Fort Chadbourne

Fort Chadbourne was established October 28, 1852 by companies A and K of the Eighth United States Infantry. The fort was named for 2nd Lt. Theodore Lincoln Chadbourne who fought and was killed in the Mexican War in the Battle of Resaca de la Palma. Fort Chadbourne is one of the frontier forts established to protect the settlers moving west.

The Fort Chadbourne Foundation was established February 1, 1999 as a 501(c) 3 non profit charitable organization to preserve, stabilize, and partially restore the historic site of Fort Chadbourne and present it to the public. The fort site is open to the public for self guided tours during daylight hours, seven days a week and there is no charge for touring the site but donations are gladly accepted.

The fort site has several ruins and is currently under a stabilization project. We have a temporary visitor's center/museum that houses many artifacts found at the fort and is located in the rock office, just east of the fence line from the barrack buildings. This office is open from 8:00 a.m. until 5:00 p.m. during the week unless we are attending meetings, giving programs, etc. We also offer weekend and holiday appointments by contacting the foundation at 915-743-2555 or 915-473-5311.

Fort Chadbourne
Twelve miles northeast of present day Bronte on US 277.

Various military units occupied Fort Chadbourne between 1852 and 1867, including elements of the Eighth United States Infantry, the Second United States Dragoons, The Texas Mounted Volunteers (portions of which were mustered at the post in March, 1855) the First United States Infantry, the Second United States Cavalry, and the Fourth United States Cavalry. (Bitner 1933, 8)

Among the more notable figures who served at the post prior to the Civil War were Lts. James Longstreet, Arthur Pendleton Bagley, and George E. Pickett, each of whom became distinguished Confederate generals during the War of Rebellion. Miles W. Keogh was also posted to Fort Chadbourne during its brief re-occupation in 1867. He, as captain in the Seventh United States Cavalry, was destined to fall at the Battle of Little Big Horn some nine years later on June 25, 1876. (Crimmins 1950, 444-445; Bitner 1933, 7-8)

Fort Chadbourne was in the heart of Peneteka Comanche country. Though the tribe was officially at peace, Chiefs Sanaco and Buffalo Hump led bands of this tribe on raids.
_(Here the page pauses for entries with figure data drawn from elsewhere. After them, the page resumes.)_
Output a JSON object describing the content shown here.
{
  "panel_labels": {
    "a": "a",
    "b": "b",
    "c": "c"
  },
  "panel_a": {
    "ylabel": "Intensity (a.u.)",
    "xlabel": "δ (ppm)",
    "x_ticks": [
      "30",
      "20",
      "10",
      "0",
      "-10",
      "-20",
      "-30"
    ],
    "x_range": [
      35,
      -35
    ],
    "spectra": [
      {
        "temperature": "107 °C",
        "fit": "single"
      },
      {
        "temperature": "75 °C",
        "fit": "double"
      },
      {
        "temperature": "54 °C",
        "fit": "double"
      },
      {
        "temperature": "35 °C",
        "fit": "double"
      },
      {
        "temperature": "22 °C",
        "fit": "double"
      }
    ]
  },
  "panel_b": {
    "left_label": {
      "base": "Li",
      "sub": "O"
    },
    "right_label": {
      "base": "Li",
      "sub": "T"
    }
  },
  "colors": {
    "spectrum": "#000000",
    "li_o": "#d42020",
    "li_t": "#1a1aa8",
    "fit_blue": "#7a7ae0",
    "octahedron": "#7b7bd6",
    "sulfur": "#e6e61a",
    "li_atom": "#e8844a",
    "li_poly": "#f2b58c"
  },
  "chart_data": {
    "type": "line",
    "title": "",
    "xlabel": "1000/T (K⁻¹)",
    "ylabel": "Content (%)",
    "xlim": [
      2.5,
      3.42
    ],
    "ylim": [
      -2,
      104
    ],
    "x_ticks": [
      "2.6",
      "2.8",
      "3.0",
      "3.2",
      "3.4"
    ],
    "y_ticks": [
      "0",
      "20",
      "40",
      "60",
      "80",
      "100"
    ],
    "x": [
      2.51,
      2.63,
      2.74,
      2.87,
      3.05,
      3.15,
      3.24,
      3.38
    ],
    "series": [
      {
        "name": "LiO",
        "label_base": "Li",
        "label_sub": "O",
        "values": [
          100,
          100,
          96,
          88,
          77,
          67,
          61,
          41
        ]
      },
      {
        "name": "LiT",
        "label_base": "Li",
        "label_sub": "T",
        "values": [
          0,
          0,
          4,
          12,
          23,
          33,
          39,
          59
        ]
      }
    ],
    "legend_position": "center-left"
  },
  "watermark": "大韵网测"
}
Occasionally bands of Indians would make a friendly visit to the fort.

In his book, Our Wild Indians, Col. Richard M. Dodge, who knew the Old West from experience attaches to Fort Chadbourne a tale told throughout the Great Plains frontier.

    Indians were fond of both horse racing and gambling and not infrequently officers and troops stationed at the various frontier posts would engage in some competition with them. On one particular occasion a band of Comanches under Mu-la-que-top camped near Fort Chadbourne. During the course of their stay some officers from the post challenged the Indians to a bit of horse racing. The Indians accepted the challenge with the result that their somewhat inferior and often pathetic looking entry bested a magnificent Kentucky mare owned by one of the soldiers. The Comanche rider added insult to financial injury by riding the last fifty yards of the race mounted face to tail, beckoning the rider of the mare to come on.

In August of 1853, Co. W. G. Freeman, conducting an inspection of the post noted in his report that even though a direct road connected Fort Chadbourne with Fort Mason, one hundred twenty miles to the southeast, no communications had existed with Fort Phantom Hill to the north. At the time of Freeman's inspection the two forts, situated only fifty-nine miles from one another, had coexisted in the region for eleven months. In fact, the trail connecting the two posts was so indistinct and difficult to follow that Freeman's guide to Fort Phantom Hill, an original explorer of the route, became temporarily lost on the journey. (Crimmins 1950, 443,448)

Col. J. K. F. Mansfield noted in his inspection report of 1856:

    "The country about here is not particularly inviting to settlers and I should think on account of the generally poor land and dry seasons, it will not soon be occupied. There are no settlements unconnected with the garrison directly on indirectly. "(Crimmins 1939, 369)

In 1854, Indians killed Capt. Van Buren near the fort. Later that year, Comanches caught two military mail carriers, tied them to a tree and burned them. One soldier returned to camp with fourteen arrows protruding from him. Future general David M. Stanley commented that he looked like a porcupine. Miraculously, he recovered within a few weeks.